No plano literário, a escrita e a arte são vistas como meios expressivos na representação da velocidade, da violência, que exprimem o dinamismo da vida moderna, em oposição a formas tradicionais de expressão. [...]O futurismo contesta o sentimentalismo e exalta o homem de acção. [...] pelo elogio ao progresso, à máquina, ao motor, a tudo o que representa o moderno e o imprevisto.
Marinetti evoca a libertação da sintaxe e dos substantivos. É neste sentido que os adjectivos e os advérbios são abolidos, para dar mais valor aos substantivos. A utilização dos verbos no infinito, a abolição da pontuação, das conjunções, a supressão do “eu” na literatura e o uso de símbolos matemáticos são medidadas inovadoras. De igual modo, aparecem novas concepções tipográficas ao surgir a recusa da página tradicional.
O futurismo influenciou a pintura, a música e outras artes como o cinema. O cinema era então visto como uma nova arte de grande alcance expressivo.
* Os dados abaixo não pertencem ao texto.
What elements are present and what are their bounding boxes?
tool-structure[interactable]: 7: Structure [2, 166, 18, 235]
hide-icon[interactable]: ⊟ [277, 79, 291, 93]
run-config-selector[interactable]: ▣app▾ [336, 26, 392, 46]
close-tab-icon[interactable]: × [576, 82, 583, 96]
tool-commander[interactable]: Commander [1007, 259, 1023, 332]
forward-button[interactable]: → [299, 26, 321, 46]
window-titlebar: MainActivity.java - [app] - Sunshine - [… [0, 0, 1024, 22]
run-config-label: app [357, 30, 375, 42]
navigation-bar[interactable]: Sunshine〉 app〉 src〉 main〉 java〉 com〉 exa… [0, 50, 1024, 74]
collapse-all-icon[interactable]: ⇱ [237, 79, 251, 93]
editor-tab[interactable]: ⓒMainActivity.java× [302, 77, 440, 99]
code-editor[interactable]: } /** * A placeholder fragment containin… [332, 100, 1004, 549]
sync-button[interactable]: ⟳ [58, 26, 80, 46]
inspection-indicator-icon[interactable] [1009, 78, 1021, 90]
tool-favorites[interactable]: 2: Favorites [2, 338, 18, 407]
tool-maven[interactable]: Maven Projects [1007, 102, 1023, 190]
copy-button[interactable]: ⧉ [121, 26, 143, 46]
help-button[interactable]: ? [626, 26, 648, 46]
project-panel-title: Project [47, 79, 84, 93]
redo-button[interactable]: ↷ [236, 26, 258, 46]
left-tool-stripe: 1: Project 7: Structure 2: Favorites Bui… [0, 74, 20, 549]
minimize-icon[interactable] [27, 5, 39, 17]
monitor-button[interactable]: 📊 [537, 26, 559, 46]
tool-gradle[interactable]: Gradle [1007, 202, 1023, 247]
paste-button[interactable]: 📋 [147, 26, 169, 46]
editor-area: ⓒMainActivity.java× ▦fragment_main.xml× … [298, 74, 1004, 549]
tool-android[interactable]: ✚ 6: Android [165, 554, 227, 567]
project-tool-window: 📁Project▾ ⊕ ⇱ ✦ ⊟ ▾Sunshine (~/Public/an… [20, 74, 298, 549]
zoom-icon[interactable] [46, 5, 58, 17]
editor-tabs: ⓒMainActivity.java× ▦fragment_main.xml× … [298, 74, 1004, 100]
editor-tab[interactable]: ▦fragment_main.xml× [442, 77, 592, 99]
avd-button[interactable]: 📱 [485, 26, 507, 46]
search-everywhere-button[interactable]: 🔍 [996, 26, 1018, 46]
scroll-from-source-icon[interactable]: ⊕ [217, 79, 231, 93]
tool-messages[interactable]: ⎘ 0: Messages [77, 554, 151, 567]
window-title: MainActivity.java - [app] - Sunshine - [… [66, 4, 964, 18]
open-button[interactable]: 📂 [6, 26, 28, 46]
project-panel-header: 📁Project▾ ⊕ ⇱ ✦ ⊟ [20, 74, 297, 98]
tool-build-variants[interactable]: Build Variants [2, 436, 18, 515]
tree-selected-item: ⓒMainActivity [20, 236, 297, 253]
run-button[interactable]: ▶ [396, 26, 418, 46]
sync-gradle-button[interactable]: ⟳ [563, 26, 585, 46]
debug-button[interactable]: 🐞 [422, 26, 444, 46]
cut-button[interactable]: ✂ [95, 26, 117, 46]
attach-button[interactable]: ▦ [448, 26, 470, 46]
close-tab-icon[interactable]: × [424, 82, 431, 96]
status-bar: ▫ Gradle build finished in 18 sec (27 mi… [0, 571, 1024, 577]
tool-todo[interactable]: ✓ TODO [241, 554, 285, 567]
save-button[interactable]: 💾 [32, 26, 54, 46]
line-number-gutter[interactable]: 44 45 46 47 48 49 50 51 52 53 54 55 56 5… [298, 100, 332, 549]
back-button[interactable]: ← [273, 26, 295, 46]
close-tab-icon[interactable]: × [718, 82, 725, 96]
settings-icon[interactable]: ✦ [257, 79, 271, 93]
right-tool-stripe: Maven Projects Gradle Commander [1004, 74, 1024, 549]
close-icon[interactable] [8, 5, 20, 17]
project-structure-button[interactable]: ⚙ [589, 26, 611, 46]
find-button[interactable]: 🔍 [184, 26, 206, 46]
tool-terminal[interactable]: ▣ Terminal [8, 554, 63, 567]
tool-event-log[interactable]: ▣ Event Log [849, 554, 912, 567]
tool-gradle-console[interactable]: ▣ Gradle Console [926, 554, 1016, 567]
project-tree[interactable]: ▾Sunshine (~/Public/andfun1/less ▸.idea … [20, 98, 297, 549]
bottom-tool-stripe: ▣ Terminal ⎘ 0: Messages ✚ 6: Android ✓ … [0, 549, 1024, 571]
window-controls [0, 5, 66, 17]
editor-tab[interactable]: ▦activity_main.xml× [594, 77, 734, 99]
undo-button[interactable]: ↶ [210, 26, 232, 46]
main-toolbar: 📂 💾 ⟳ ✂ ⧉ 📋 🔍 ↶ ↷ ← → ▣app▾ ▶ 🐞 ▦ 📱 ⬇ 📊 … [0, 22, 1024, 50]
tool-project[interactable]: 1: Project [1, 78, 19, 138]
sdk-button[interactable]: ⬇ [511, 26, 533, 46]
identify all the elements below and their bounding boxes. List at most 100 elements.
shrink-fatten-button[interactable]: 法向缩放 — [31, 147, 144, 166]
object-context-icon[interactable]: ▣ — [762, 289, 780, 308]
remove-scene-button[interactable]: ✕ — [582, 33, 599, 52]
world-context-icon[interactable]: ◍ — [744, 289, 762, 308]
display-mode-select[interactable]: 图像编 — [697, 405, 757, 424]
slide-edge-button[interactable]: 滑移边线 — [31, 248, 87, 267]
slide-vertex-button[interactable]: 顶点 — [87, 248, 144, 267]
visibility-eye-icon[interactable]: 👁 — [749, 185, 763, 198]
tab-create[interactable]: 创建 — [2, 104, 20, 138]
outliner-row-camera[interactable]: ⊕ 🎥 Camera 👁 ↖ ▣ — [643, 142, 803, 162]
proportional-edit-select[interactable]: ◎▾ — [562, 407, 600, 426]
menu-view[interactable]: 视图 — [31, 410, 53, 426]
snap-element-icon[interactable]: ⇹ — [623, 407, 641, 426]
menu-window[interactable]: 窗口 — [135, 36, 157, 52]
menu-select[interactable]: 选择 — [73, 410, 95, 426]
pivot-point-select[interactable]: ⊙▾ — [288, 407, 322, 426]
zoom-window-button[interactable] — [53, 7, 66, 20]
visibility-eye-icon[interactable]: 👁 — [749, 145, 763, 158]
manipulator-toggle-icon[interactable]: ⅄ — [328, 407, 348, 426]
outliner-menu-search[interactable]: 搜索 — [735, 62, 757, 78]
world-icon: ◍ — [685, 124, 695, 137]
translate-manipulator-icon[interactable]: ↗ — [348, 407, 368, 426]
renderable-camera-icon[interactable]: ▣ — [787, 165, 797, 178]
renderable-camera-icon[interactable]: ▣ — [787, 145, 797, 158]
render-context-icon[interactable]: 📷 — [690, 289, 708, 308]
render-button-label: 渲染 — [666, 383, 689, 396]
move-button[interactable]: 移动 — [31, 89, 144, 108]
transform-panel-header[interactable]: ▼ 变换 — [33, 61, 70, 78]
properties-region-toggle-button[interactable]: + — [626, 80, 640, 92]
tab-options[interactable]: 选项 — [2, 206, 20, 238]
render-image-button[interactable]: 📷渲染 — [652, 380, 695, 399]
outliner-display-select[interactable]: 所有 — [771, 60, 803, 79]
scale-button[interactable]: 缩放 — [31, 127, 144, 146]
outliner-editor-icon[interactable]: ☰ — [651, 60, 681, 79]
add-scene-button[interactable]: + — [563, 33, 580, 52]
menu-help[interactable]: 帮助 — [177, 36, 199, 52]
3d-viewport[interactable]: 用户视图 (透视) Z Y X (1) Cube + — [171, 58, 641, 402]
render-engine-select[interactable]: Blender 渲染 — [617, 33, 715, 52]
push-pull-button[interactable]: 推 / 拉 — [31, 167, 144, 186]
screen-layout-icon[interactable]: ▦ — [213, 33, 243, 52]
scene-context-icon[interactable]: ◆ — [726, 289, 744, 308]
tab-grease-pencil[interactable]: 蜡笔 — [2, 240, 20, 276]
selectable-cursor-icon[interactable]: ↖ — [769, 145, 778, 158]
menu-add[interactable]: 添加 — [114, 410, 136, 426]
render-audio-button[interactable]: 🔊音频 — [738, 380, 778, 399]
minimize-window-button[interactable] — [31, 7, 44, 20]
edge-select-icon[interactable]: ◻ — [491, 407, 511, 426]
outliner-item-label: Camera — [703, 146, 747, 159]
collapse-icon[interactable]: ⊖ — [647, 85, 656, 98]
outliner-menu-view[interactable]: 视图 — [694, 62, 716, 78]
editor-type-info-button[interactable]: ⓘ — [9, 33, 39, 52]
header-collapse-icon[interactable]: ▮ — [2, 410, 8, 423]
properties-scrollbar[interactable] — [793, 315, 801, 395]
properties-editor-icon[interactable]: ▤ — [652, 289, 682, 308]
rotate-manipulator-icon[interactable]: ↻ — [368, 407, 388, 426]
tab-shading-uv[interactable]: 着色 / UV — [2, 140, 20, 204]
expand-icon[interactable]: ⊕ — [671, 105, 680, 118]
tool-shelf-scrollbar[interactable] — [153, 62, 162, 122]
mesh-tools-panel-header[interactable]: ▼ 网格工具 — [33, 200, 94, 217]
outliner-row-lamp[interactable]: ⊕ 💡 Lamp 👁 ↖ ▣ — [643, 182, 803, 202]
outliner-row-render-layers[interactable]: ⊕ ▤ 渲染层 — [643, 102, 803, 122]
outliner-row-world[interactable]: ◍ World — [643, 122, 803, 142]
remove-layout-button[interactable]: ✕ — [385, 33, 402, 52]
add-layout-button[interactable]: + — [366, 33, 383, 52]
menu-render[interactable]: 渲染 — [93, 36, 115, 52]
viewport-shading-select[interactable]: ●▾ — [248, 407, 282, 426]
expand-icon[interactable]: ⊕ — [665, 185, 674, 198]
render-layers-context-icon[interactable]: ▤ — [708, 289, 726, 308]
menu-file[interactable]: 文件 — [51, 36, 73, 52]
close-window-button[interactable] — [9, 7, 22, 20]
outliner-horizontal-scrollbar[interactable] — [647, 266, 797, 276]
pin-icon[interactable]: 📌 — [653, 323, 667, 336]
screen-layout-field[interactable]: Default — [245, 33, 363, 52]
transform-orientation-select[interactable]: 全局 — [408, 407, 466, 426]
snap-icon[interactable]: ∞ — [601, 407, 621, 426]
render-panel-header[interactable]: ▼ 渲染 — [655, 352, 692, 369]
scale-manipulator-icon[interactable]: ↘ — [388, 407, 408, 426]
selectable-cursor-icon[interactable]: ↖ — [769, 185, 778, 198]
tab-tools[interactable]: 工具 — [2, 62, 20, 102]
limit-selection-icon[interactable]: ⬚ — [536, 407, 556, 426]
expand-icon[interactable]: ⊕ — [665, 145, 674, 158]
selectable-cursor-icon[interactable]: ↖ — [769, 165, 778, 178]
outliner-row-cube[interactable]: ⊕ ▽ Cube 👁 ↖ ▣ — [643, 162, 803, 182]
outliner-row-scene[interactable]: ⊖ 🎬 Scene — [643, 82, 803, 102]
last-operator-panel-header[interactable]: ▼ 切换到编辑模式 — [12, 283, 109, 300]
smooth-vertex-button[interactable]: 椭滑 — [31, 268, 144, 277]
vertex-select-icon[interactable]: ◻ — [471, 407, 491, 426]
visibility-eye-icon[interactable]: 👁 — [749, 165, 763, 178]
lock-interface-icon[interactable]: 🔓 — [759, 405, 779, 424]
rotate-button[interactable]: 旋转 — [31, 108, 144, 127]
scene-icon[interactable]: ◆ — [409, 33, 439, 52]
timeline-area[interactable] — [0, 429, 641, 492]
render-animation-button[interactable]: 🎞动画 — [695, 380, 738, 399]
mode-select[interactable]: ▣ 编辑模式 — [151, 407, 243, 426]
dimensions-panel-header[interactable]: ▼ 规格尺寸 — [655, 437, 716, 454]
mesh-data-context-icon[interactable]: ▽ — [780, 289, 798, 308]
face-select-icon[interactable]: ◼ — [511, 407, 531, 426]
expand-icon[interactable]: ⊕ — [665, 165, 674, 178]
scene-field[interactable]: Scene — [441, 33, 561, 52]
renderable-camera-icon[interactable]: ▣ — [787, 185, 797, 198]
(vê um excerto de Tempos Modernos, de Charlie Chaplin, evidentemente em outro registo - satírico, crítico)
O futurismo foi responsável pelo aparecimento de numerosos manifestos e exposições que provocaram escândalos.[...]
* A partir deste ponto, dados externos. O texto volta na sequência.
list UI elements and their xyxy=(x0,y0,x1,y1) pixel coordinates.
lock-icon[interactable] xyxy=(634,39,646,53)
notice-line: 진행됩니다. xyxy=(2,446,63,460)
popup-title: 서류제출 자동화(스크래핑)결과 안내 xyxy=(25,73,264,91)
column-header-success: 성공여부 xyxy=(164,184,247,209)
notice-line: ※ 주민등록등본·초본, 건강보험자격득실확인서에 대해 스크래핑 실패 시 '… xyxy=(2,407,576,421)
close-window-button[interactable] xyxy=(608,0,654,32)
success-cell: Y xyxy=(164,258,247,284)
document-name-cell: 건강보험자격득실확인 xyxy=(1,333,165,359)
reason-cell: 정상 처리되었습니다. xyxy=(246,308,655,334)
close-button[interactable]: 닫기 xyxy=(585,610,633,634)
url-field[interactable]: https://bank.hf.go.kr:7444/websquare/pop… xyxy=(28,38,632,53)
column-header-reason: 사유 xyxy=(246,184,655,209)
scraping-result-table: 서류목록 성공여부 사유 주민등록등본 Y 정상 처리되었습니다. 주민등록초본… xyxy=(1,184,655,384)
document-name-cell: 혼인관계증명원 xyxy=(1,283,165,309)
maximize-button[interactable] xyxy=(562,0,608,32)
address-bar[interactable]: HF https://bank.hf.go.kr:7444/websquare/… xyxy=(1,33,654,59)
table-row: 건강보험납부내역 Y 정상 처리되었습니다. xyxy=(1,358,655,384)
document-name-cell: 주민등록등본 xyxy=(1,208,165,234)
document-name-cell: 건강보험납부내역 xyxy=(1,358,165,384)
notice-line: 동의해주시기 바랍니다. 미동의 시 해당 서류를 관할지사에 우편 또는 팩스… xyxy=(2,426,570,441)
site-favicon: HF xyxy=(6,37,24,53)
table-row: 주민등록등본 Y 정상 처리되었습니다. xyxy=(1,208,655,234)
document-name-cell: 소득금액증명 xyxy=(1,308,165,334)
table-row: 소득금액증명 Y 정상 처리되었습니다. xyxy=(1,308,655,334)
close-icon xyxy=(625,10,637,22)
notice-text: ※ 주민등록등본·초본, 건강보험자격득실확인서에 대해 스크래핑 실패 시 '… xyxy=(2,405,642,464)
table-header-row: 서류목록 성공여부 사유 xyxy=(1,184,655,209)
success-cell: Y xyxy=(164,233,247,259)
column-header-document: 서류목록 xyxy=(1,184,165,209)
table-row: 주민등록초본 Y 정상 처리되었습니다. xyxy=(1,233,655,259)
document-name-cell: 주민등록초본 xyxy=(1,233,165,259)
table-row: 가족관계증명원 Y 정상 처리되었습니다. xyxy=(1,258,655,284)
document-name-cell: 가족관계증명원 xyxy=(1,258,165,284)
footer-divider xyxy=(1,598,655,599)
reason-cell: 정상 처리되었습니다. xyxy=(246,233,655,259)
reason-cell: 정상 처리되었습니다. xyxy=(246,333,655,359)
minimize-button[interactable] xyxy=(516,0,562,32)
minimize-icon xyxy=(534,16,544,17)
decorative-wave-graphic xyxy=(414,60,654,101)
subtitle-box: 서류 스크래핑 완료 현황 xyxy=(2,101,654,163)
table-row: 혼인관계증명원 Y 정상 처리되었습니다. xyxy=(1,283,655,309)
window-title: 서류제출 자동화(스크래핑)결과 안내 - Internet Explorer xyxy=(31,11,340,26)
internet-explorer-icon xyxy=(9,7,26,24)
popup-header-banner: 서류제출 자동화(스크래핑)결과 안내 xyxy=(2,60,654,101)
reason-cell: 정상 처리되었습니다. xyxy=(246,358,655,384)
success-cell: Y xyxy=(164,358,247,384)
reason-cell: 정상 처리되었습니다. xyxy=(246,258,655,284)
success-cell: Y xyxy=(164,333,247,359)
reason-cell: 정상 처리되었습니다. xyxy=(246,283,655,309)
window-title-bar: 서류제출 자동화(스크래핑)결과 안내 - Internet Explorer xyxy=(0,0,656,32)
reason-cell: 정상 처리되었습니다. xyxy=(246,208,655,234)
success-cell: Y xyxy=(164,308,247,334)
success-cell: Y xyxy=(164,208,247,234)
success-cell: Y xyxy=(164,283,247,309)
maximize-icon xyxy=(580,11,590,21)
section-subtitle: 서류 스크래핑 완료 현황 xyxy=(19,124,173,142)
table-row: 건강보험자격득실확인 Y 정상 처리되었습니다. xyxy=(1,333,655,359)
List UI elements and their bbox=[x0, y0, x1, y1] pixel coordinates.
O futurismo difunde-se em vários outros países, para além da Itália e da França, incluindo Portugal. [...]Mário de Sá-Carneiro e Álvaro de Campos aderem ao futurismo, assim como José de Almada Negreiros com o Manifesto Anti-Dantas (1916), onde se apresenta como poeta futurista do Orpheu. [...]
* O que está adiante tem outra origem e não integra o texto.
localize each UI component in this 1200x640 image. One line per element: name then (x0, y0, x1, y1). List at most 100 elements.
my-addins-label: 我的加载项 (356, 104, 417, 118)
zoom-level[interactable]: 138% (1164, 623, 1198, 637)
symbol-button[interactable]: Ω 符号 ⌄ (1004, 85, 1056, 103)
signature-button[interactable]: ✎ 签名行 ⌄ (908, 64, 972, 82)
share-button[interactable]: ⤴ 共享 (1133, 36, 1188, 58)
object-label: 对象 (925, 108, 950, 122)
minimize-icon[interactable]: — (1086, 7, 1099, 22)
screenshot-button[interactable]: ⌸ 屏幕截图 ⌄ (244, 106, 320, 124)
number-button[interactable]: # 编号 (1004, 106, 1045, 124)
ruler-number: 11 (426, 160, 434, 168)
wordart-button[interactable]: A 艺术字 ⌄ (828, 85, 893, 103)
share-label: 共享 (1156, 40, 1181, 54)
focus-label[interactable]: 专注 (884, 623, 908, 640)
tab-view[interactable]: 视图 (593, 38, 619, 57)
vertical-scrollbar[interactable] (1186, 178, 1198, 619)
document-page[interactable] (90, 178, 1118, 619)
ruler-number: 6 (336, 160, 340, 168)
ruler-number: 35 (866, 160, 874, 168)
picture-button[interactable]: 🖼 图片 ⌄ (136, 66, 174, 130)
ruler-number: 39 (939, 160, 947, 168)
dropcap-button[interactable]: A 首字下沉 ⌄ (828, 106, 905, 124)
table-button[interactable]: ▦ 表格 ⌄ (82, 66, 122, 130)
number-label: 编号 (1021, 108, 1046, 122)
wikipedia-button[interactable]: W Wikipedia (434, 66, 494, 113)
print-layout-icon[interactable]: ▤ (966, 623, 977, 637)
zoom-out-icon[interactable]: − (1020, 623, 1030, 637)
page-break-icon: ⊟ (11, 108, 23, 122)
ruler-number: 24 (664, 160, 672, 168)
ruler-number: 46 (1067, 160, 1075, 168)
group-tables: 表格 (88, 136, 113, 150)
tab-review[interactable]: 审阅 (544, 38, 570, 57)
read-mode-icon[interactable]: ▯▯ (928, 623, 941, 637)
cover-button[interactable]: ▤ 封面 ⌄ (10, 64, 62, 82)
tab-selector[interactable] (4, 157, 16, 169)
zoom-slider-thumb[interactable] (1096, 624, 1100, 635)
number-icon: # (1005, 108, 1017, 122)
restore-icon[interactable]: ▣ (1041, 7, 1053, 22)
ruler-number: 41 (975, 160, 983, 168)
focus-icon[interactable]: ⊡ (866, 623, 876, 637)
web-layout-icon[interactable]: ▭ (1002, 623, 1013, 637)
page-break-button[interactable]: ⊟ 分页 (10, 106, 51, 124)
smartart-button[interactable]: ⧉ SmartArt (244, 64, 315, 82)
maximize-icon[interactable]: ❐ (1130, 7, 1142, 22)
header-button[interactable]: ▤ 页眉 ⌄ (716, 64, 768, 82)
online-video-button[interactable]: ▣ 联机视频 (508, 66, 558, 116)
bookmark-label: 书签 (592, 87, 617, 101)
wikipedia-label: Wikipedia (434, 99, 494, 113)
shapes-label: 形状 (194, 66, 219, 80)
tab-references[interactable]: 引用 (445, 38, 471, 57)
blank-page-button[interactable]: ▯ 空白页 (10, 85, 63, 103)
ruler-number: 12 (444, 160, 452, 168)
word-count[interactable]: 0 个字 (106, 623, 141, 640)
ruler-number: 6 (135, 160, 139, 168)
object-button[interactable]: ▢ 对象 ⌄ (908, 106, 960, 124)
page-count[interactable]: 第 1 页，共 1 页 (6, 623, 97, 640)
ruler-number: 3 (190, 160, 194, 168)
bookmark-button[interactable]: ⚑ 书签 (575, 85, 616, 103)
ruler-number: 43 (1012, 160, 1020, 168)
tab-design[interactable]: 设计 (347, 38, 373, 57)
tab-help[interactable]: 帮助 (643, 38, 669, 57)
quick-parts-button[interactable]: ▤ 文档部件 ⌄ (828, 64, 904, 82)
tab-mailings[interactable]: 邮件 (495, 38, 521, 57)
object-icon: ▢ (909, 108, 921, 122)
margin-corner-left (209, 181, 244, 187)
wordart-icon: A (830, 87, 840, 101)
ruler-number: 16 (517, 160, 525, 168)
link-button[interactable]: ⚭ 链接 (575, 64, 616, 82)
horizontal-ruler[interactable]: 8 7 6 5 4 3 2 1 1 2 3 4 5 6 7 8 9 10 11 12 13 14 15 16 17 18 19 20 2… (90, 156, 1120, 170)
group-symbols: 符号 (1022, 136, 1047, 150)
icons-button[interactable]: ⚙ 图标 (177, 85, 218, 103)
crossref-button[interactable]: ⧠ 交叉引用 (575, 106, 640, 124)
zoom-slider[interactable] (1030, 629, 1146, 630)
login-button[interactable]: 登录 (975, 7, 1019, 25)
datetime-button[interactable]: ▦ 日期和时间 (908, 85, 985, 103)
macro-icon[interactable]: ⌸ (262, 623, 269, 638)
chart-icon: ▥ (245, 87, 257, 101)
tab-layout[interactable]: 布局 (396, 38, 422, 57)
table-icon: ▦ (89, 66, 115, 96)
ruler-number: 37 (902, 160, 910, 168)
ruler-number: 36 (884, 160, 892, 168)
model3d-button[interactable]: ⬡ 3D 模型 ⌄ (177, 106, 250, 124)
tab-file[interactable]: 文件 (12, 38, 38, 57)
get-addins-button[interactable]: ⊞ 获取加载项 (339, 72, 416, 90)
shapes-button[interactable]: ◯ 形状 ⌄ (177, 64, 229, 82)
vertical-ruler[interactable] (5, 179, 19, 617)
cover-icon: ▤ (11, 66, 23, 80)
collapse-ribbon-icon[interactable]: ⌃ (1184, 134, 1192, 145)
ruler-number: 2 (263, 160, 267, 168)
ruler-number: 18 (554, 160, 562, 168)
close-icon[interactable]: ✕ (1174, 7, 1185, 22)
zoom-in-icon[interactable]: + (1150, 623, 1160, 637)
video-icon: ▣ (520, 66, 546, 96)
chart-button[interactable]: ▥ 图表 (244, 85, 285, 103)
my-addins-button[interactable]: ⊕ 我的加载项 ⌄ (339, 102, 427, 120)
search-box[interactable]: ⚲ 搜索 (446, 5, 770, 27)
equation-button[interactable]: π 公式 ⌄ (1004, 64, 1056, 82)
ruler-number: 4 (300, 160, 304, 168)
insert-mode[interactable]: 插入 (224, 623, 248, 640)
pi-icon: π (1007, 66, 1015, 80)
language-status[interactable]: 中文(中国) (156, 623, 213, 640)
Importa destacar as condições em que Fernando Pessoa reconhece o futurismo nas sua própria poesia. Em carta ao Diário de Notícias, esclarece: “O que quero acentuar, acentuar bem, acentuar muito bem, é que é preciso que cesse a trapalhada, que a ignorância dos nossos críticos está fazendo, com a palavra futurismo. Falar de futurismo, quer a propósito do primeiro número do Orpheu, quer a propósito do livro do Sr. Sá-Carneiro, é a coisa mais disparatada que se pode imaginar. (...) A minha Ode Triunfal, no primeiro número do Orpheu, é a única coisa que se aproxima do futurismo. Mas aproxima-se pelo assunto que me inspirou, não pela realização - e em arte a forma de realizar é que caracteriza e distingue as correntes e as escolas.” (Carta datada de 4-6-1915, in Obras em Prosa, vol.V, org. de João Gaspar Simões, Círculo de Leitores, Lisboa, 1987, pp.208-209).
Álvaro de Campos foi directamente influenciado por outra das grandes figuras de inspiração dos poetas futuristas, o norte-americano Walt Whitman. A revista Portugal Futurista sai logo de circulação pelo seu aspecto provocatório. [...] Com o desaparecimento prematuro de Amadeo e Santa-Rita Pintor, em 1918, e com a dispersão de outras personalidades do futurismo, este acabaria por se dissipar.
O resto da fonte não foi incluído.